I've been writing silly songs about the West since I came to Montana in 1975. Richard really liked them. He had me and our friend "Dobro" Dick Dillof play together at his parties. Dobro's dobro added just the right amount of irony to songs like "I Don't Waltz and She Don't Rock and Roll." He even had me sing a more serious song, "Roll on Missouri," over the phone to his girlfriend Masako. I think he was hoping she would see me as an extension of himself. It must have worked because when he stopped seeing her, she continued to write to me. When the Japanese came to interview Richard for a series on FM Tokyo called "Welcome to Hard Times" he invited me to join him and sing some songs for the show. While I was singing "The Ballad of Billy Montana," a bee stung me and the ensuing drama became part of the recording. FM Tokyo was always interested in Richard. In Richard's words, his work sold "like hotcakes" in Japan. In fact, there were even billboards saying "I read Trout Fishing in America wearing my (some Japanese brand) sunglasses," since the Japanese consider it a "dark" novel. But one time in a sour mood, he had me call them and break off a big contract they were working on to advertise Japanese Jim Beam at Richard's place. Before he called it off, we were thinking of using regulars from the Eagles bar in Bozeman in the ad. One of the reporters hinted that if Richard broke the contract he might commit suicide, and Richard said that was his business but he would never commit suicide himself. He said he wouldn't want to leave a mess for someone to have to clean up.

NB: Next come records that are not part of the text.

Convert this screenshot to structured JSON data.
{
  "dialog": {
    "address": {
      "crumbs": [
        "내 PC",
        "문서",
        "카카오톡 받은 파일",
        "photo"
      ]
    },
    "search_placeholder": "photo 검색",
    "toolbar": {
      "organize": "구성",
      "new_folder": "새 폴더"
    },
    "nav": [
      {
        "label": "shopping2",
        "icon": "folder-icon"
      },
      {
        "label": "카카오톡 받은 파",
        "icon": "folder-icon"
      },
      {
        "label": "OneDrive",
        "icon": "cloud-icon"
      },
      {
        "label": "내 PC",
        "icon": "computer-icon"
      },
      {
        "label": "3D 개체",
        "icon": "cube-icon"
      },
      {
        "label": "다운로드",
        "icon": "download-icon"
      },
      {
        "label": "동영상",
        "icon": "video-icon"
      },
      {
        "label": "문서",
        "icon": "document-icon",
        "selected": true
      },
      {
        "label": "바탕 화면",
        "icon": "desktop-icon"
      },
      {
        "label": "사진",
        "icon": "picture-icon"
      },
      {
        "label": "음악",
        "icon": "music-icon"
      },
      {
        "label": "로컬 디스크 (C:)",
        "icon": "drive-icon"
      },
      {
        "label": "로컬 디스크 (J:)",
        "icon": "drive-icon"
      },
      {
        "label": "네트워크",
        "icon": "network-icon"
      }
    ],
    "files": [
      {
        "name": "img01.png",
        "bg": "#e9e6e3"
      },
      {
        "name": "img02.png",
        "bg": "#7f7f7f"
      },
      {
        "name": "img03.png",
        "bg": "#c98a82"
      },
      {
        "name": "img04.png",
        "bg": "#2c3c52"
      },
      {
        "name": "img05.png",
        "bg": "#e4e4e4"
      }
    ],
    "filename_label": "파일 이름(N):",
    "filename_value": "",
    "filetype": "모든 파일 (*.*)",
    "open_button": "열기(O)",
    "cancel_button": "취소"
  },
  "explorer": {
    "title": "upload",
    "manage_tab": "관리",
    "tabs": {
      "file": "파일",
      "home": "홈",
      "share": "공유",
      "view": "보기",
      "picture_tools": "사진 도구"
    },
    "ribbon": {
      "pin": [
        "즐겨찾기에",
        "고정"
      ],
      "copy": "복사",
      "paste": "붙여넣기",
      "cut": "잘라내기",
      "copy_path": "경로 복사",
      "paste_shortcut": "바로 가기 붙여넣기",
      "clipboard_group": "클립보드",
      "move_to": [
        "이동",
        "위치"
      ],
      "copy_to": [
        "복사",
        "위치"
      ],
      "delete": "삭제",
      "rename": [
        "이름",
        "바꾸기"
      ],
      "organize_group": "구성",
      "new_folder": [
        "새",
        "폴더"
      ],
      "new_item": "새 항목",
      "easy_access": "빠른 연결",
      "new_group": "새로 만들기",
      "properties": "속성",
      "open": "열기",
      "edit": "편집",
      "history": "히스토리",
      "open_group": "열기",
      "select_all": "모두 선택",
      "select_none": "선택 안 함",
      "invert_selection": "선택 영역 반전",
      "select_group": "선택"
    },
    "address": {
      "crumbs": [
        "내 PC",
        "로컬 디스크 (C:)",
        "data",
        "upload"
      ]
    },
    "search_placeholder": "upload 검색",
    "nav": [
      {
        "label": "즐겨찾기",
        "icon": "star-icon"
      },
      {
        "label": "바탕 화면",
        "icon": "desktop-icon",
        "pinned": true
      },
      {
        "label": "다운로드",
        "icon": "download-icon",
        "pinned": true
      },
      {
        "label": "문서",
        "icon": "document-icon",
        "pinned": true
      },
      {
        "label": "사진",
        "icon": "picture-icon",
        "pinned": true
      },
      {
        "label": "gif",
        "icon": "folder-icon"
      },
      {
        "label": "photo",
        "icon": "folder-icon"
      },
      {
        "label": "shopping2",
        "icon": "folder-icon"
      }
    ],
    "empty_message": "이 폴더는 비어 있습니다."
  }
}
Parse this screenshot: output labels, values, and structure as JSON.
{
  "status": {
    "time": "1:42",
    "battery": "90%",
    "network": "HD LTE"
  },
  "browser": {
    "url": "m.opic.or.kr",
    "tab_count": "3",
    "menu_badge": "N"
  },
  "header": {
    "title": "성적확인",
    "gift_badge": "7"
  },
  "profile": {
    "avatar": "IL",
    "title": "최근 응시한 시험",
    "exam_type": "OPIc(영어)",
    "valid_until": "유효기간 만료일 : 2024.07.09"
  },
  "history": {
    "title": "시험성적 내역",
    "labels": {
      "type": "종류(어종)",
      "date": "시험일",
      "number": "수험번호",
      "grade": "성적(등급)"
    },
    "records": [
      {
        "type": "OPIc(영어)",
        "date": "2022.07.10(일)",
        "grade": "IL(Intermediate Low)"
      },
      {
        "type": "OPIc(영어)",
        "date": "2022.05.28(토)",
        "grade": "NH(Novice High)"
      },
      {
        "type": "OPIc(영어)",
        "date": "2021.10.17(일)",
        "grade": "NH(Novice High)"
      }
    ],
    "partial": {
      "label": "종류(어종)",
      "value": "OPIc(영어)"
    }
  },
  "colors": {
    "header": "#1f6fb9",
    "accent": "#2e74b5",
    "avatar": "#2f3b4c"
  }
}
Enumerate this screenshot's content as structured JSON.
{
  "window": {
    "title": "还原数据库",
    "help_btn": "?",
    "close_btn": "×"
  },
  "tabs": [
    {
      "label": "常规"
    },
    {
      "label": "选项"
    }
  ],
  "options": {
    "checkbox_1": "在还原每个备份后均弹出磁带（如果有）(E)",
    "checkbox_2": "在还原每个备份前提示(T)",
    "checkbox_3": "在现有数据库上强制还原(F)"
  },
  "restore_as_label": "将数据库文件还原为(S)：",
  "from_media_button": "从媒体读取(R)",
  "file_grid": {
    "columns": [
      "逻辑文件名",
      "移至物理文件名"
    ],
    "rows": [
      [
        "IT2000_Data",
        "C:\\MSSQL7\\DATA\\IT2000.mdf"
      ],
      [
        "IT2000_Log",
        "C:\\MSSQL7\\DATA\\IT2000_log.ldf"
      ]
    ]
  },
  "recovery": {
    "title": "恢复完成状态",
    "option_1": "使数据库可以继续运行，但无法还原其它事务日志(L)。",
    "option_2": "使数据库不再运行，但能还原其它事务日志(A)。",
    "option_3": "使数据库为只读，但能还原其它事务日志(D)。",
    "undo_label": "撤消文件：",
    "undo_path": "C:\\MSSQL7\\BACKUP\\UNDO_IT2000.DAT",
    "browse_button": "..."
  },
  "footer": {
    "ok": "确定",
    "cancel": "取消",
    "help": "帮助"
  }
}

    When the reporters left from recording the segment for "Welcome to Hard Times," Richard decided we should try to get me a recording contract. So I recorded some songs on my ghetto blaster out in my garage, and Richard sent it to a friend, Paula Bateson (a Korean woman) who worked with Colombia Records. He called her and said it was coming, etc. We figured all of this wouldn't work, but it was basically a "what the hell, why not," proposition. Of course, the tape came back quickly with a polite thanks-but-no-thanks. After that, we decided that playing at parties was enough.
    I tried not to ever ask Richard for any favors. He always volunteered them. I figured that if I asked him to help me, he would gradually grow to resent me like he did so many people who had asked him for favors. He once told me that he had never gotten professionally involved with anyone who he didn't start to distrust. Another favor he volunteered to do for me involved a screwy little picture of a fish rising into the sky that I painted over and over in watercolors. Richard liked the picture. He also liked how I painted so many copies of the same thing. He liked repetition--in his speech and in his work. Anyway, he wanted to have an exhibit of my fish pictures. He said, "We'll paper a room with 'em, and sell 'em off the wall." I really liked that idea but knew it would never materialize (which it didn't). Eventually I put the picture on my first chapbook of poems. When I gave him a copy, he called it a "sweet piece of machinery and sent copies to his friends. He offered to do blurbs for my next book; in fact, my editor dent a galley of it to him as he lay in a dead heap in Bolinas. I felt ironic, stupid, and guilty about that: the first time I'd ever tried to "use" Richard, he was lying in a festering dead heap.